But housebuilder formed from Bovis-Linden merger says demand for homes now strongest in years
Housebuilder Vistry slumped to a £12m loss in the first half of the year as it grappled with the impact of the coronavirus pandemic on its business.
The firm reported a pre-tax loss for the six months to June 30 of £12.2m, compared to a £72.5m profit reported in the 2019 interims of Vistry’s predecessor Bovis Homes.
The firm said revenue actually rose by 28% to £606m in the first half, albeit without taking account of the business having effectively doubled in size since last year, following the January merger with Linden Homes and Galliford Try Partnerships which formed Vistry.
When the past revenues of the newly acquired parts of the business are taken into account, however, the £606m figure represents a revenue fall of 47%.
However, despite the huge falls in profit, the firm said it had made a very strong start to the 2021 financial year, with sales per site per week 20% above the same figure at this point last year.
The firm said that despite the loss reported for the year, it was expecting to make a profit of between £130m and £140m for the full year, and that if the market remained stable it was looking to step up production in 2021 and more than double profit.
Vistry chief executive Greg Fitzgerald (pictured right) said: “We have seen positive sales trends since early May, with consumer interest higher than at any time in recent years.

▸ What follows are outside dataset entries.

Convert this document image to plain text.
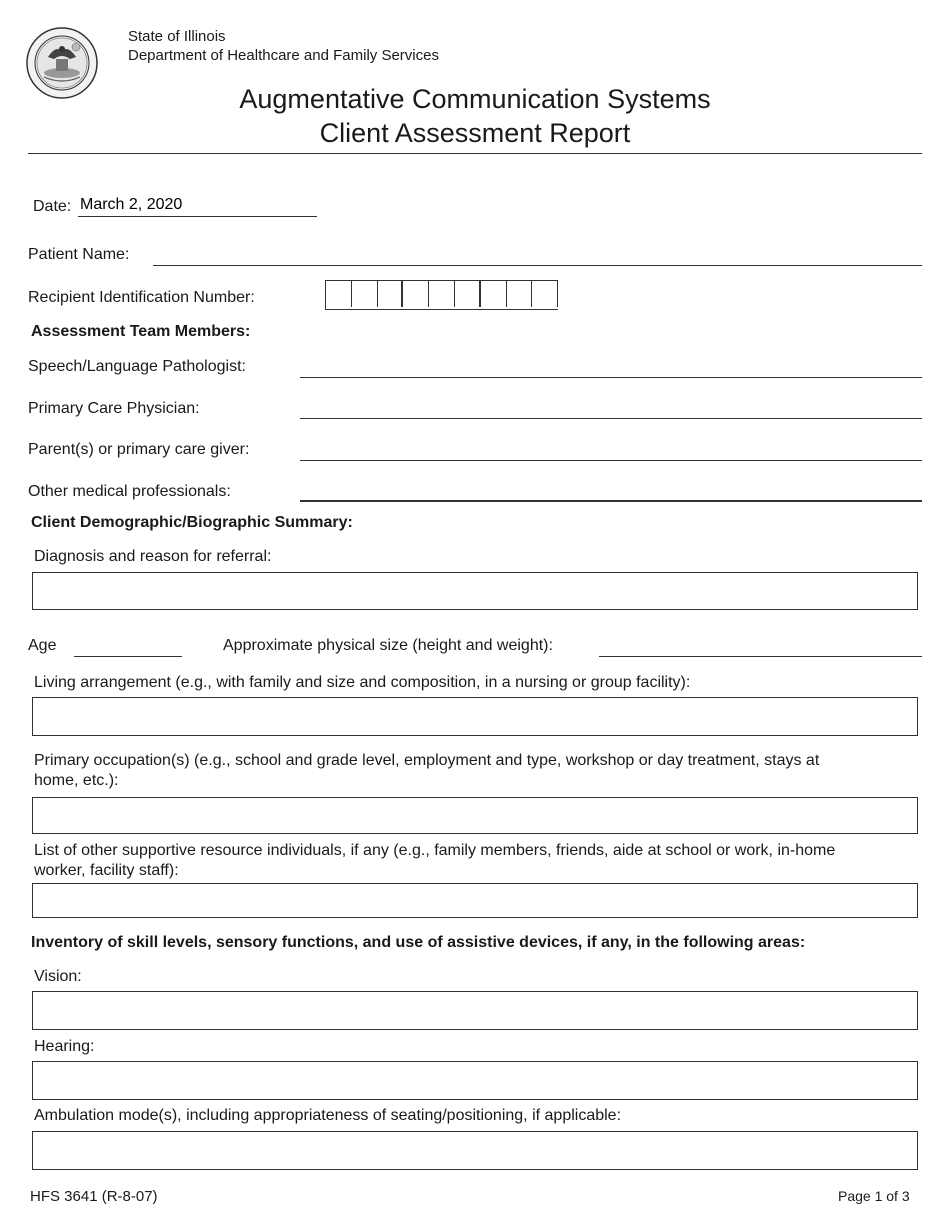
State of Illinois
Department of Healthcare and Family Services
Augmentative Communication Systems
Client Assessment Report
Date:
March 2, 2020
Patient Name:
Recipient Identification Number:
Assessment Team Members:
Speech/Language Pathologist:
Primary Care Physician:
Parent(s) or primary care giver:
Other medical professionals:
Client Demographic/Biographic Summary:
Diagnosis and reason for referral:
Age	Approximate physical size (height and weight):
Living arrangement (e.g., with family and size and composition, in a nursing or group facility):
Primary occupation(s) (e.g., school and grade level, employment and type, workshop or day treatment, stays at
home, etc.):
List of other supportive resource individuals, if any (e.g., family members, friends, aide at school or work, in-home
worker, facility staff):
Inventory of skill levels, sensory functions, and use of assistive devices, if any, in the following areas:
Vision:
Hearing:
Ambulation mode(s), including appropriateness of seating/positioning, if applicable:
HFS 3641 (R-8-07)	Page 1 of 3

Our sales rate in the second half to date is running 20% ahead of last year at 0.73, and pricing remains robust.”
He said the first half figures, despite the loss, demonstrated the resilience of the Vistry business in the face of lockdown and widespread site closures.
The firm said it expected to realise merger synergies of £20m in 2020, before achieving the full run rate of £44m to be achieved by end 2021, with minimal construction cost inflation expected. It hopes to report £310m of profit in 2021.
The loss comes after private completions fell by two thirds in the first half of the year, with the sale of homes to housing associations dropping by 80%. While the firm’s partnerships business saw completions fall much less steeply, the business also had to absorb £15.4m of exceptional costs, including £10.2m of costs related to the covid outbreak.